Rabbie Serumula, author, award-winning poet, journalist. Picture: Nokuthula Mbatha
Image: File Picture
The Democratic Alliance didn’t stop the VAT increase. They tried to bargain with it. Now they want the applause. But behind their staged moral outrage lies a letter to the President offering to back the tax hike if government agreed to drop land reform. That’s not public service. That’s opportunism wrapped in blue. The party's supporters have flooded social media claiming victory, casting the DA as the only adult in the room while others fumbled.
But that story falls apart under scrutiny. In March, Finance Minister Enoch Godongwana revealed that the DA had written to President Ramaphosa, expressing willingness to accept a 0.5% VAT increase on condition that the Expropriation Act be scrapped. In other words, the DA was prepared to trade a tax that would hit the poor the hardest, if it meant blocking land reform. That’s not fiscal responsibility, it’s ideological ransom.

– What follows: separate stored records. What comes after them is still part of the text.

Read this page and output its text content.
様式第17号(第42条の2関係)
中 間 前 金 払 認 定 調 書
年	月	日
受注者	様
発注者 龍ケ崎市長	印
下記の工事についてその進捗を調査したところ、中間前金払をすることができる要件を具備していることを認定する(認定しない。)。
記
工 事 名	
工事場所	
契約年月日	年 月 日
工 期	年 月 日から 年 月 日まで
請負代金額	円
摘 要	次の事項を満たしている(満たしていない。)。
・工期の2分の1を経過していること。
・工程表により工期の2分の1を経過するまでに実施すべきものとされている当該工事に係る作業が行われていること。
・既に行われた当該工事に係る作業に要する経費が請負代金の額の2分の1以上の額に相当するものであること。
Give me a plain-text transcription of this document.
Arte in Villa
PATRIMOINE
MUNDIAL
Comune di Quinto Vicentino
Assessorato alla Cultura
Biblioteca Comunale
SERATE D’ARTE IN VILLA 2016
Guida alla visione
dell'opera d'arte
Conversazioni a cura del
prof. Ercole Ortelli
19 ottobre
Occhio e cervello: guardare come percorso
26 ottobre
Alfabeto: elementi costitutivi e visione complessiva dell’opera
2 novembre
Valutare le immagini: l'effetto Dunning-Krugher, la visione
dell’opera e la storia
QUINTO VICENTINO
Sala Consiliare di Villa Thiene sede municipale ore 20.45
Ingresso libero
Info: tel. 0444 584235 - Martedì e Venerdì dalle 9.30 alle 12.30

This is where the DA’s white saviour complex reveals itself most clearly. It’s not enough for them to oppose bad policy; they have to be seen as the lone force of reason, the rescuers of a broken country, the heroes the township didn’t ask for. But when their backstage deals come to light, the mask slips. Their concern for the poor rings hollow when their priority was to protect property rights over people’s pockets. And yet, here they are, waving the victory flag, hoping no one reads the footnotes. The DA’s behaviour isn’t just dishonest, it’s disruptive.
At a time when the Government of National Unity is attempting to find its feet, the DA has chosen self-congratulation over solidarity. Instead of building consensus within the GNU, they staged outrage and spun a victory narrative that isolates them from the very coalition they’re meant to strengthen. That’s not principled opposition, it’s sabotage disguised as statesmanship. And let’s be clear: the VAT climbdown didn’t happen because of one party’s grandstanding. It came after mounting public pressure, fierce debate in Parliament, pushback from civil society, and the cold economic reality that another regressive tax would break the backs of millions. Many voiced their resistance, parties within and out of the GNU, even factions within the ANC.
The DA wasn’t a lone voice of reason. If anything, they were negotiating their own interests while others were defending the people outright. There’s a cost to this kind of political theatre. It erodes trust in coalition politics. It confuses the public. And worst of all, it distracts from real solutions. Instead of working to fix the tax system or propose progressive alternatives, the DA opted for optics over substance. The poor weren’t saved by a blue superhero, they were nearly sacrificed for a policy trade-off dressed up as patriotism. South Africa doesn’t need saviours in blue blazers. It needs honesty. The DA’s attempt to claim sole credit for stopping the VAT hike is just the latest act in their long-running performance: loud in public, deal-making in private. But this isn’t leadership. It’s self-interest with good PR. The poor deserve more than political theatre.